Morris and his grandma both go through a lot of struggles in this story. Morriss' biggest struggle is just the fact that his grandma is dying. She has helped him through a lot and he feels like once she is gone he will be alone in the world because he has become more and more distant with his family. When he goes to see him grandma to say goodbye all his family does is fight and Morris gets very upset because he is sad and he feels like no one in his family cares about him or his grandma. His grandma has a big barn full of old stuff and a nice old house and his family can't decide how to split it and that's all they care about. This is why Morris gets so upset. He sees the barn as the problem and he can't comprehend how his family is only concerned with what they can get. He idolizes he grandmother and feels like she is the only person that can understand him and when she is gone he feels alone. 
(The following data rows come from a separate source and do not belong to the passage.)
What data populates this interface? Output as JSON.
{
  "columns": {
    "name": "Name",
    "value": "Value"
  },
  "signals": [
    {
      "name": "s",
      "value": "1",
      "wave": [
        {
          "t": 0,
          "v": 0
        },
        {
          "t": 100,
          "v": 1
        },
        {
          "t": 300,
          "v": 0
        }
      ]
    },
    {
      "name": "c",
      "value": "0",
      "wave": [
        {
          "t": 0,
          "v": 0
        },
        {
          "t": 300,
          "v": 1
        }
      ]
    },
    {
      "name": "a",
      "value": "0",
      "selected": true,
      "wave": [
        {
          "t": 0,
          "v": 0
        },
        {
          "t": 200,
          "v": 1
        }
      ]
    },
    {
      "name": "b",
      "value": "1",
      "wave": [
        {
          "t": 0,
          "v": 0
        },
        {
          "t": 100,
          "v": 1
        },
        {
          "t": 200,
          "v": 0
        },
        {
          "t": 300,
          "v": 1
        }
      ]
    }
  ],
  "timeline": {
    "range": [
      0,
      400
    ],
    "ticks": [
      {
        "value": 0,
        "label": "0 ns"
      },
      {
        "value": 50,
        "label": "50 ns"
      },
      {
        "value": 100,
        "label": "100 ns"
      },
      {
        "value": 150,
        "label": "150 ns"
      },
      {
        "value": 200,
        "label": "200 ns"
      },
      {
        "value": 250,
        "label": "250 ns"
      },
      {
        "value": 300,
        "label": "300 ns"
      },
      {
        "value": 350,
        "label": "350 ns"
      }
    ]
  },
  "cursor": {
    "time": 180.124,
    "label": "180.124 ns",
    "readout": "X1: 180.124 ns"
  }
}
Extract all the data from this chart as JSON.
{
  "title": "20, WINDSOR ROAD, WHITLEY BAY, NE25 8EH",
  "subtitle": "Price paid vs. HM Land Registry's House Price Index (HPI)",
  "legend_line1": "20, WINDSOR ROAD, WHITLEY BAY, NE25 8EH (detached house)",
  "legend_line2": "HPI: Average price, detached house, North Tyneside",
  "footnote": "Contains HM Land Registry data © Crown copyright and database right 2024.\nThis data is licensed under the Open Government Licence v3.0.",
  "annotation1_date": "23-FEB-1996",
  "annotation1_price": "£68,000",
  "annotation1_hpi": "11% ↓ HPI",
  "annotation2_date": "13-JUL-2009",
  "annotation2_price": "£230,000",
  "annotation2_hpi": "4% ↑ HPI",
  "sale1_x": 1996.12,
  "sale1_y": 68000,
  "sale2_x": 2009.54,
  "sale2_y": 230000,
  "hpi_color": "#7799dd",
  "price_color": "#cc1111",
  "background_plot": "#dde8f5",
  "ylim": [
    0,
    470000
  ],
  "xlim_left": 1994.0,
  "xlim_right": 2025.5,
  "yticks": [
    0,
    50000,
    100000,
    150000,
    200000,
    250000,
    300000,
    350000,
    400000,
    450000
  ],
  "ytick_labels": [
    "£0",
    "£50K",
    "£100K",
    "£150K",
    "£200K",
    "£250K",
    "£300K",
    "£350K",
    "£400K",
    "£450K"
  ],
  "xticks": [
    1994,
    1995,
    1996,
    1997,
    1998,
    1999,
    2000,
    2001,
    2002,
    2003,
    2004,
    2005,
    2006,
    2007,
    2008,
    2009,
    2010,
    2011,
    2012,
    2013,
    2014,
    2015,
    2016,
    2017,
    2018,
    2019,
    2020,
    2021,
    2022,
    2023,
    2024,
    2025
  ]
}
His grandma is dealing with similar problems. She feels that again no one cares about her. She sees what her death is doing to her family and she doesn't like it. She is in constant pain and she suffers a lot. Nobody sees this but Morris. She eventually asks him to kill her. I think this had a very Lange effect on Morris. He now feels like he should do what his grandma wants but he can't. When he does kill her he doesn't understand the fact that this is going to make his family stop fighting and that that was what is your grandmother ultimately wanted for him. Morris burns down the barn that had all of his grandmothers possessions to effectively stop his family from fighting and to achieve what his grandmother wanted for him. This changed Morris because he saw the world as more of an adult he realizes that it's not always easy to do the things that are the best for the people you love.
Morris faces a lot of problems but in the end I feel like he pulls through in a way that is much more mature.understands that even know what she did was an easy it was best for him his grandmother and his family and that even though all they did was bicker and fight over his grandmothers death he still cares a lot about them and he always has to do what's best for the group.